Sunday 15 March 2020

When it all goes a bit wrong (and then right)

So, Vogue 1277. The outfit I was making for my graduation. The outfit for which I have made one dress bodice toile, one full dress toile and one jacket toile (give or take a few sleeves). The outfit I have been working on for weeks. Last weekend I finished the dress bodice in the 'proper' fabric, and tried it on.

And. I didn't like it.

I had already accepted that my tailoring skills weren't good enough for me to complete the jacket in the time available, so was just making the dress. But it was only when I tried the bodice on that I realised that most of the detailing is on the jacket, and the dress on its own is quite plain.

Vogue 1277, the dress

This hadn't been a problem with the white toile, but I was concerned that a darkish blue version worn with a black gown over it would look too severe. The hunt was on for an alternative*, and at first I considered wearing something I had already made. But somehow this didn't seem right, after completing an entire dissertation on home dressmaking.

While looking through the stash for inspiration, I unearthed a length of navy viscose with a small floral print, which I'd bought for its 1940s look. And it struck me that I had the perfect 1940s pattern to go with it. In my dissertation I had discussed the authenticity (or otherwise) of reissued patterns, and had used my comparison of Simplicity 1777 and 4463 to illustrate the point. What could be better than actually wearing some of my research for the graduation ceremony?

Eureka!

In terms of construction, I mostly followed the methods I'd used the last time I made this pattern up. The only difference was that I used a zip, rather than a placket and press studs, for the side opening. In theory this was to save time but, as I always hand pick zips anyway, I'm not sure that it ended up being any quicker.

This is definitely a pattern which needs a fabric with drape. The previous, cotton, version has not softened over time, and the gathers at the waist bunch up awkwardly. In fact, I'm considering unpicking them and pleating the fabric instead. The viscose works perfectly, however. I founds some buttons which matched the brown of the flowers, and I think that they provide just the right level of contrast.

The completed dress

On top of this, the navy background went well with the blue hood of my graduation robes.

With my robes and degree certificate

(As a side note, I was unreasonably happy to finally get to wear a mortarboard.

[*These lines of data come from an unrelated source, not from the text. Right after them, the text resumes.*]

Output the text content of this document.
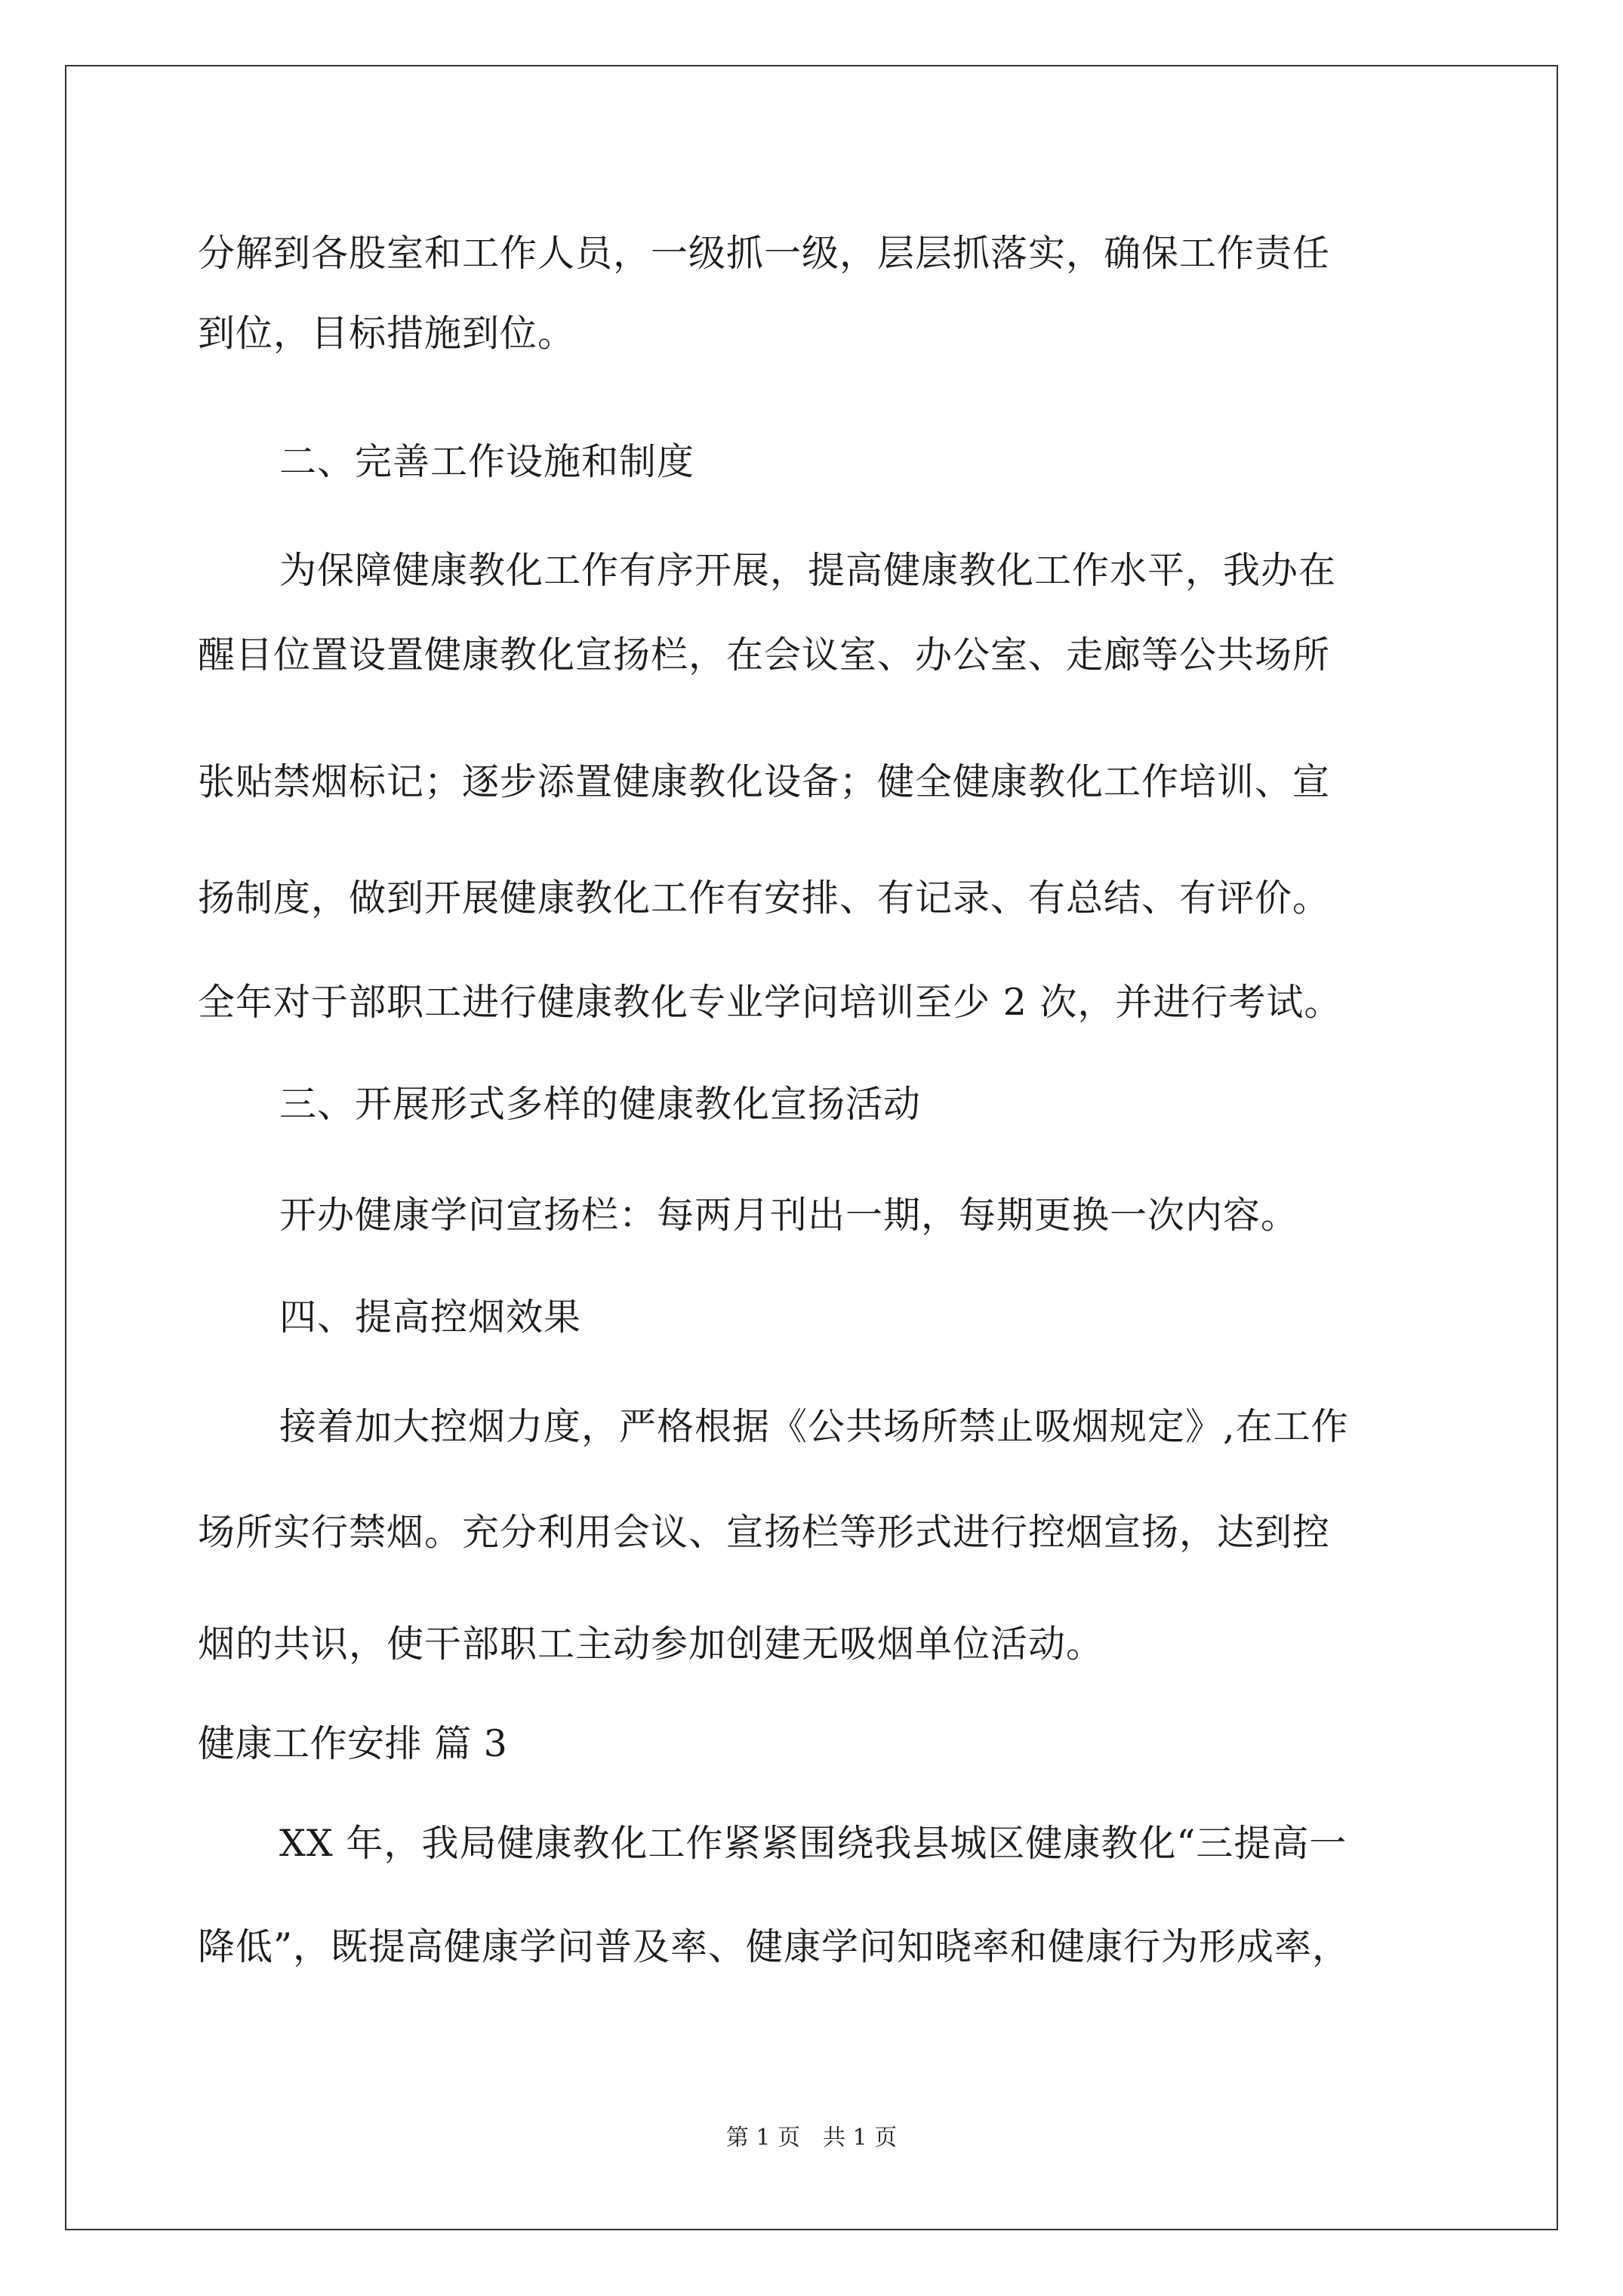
分解到各股室和工作人员，一级抓一级，层层抓落实，确保工作责任
到位，目标措施到位。
二、完善工作设施和制度
为保障健康教化工作有序开展，提高健康教化工作水平，我办在
醒目位置设置健康教化宣扬栏，在会议室、办公室、走廊等公共场所
张贴禁烟标记；逐步添置健康教化设备；健全健康教化工作培训、宣
扬制度，做到开展健康教化工作有安排、有记录、有总结、有评价。
全年对于部职工进行健康教化专业学问培训至少 2 次，并进行考试。
三、开展形式多样的健康教化宣扬活动
开办健康学问宣扬栏：每两月刊出一期，每期更换一次内容。
四、提高控烟效果
接着加大控烟力度，严格根据《公共场所禁止吸烟规定》,在工作
场所实行禁烟。充分利用会议、宣扬栏等形式进行控烟宣扬，达到控
烟的共识，使干部职工主动参加创建无吸烟单位活动。
健康工作安排 篇 3
XX 年，我局健康教化工作紧紧围绕我县城区健康教化“三提高一
降低”，既提高健康学问普及率、健康学问知晓率和健康行为形成率，
第 1 页　共 1 页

I did my first degree at Liverpool, and the female graduates weren't allowed to wear mortarboards at the ceremony - we had to wear weird square berets instead, which were a nightmare to keep on. I haven't exactly been nursing a grievance for 34 years, but still.)

Anyone who followed the progress of my Masters on this blog (thank you!) will be familiar with the Dissertation Police and their vital role in getting me over the finishing line. So it seemed only right that they accompanied me to the ceremony at Chester Cathedral. My parents meanwhile watched the livestream from the comfort, and warmth, of their own home - the cathedral isn't the cosiest building to sit in for two hours.

Flanked by the police, F and D

Not only did this end up being the perfect dress for the occasion, it became my March dress for the Vintage Sew A Dress A Month, and it also used up some stash fabric as well. Although I do have to confess that some fabric has been bought recently. I've discovered the Ditto Fabrics website, which I fear may be a Very Bad Thing. I tried to resist, honestly I did, but then I came across this.

Because who doesn't want a dress with pineapples on it? (image © Ditto Fabrics)

So fabric has gone out, but fabric has also come in.

Still in credit

* - Just to be clear, Vogue 1277 hasn't been completely abandoned. I still want to make it, but it's now more of a long-term project.

2 comments:

  1. Congratulations! You look wonderful--and very happy.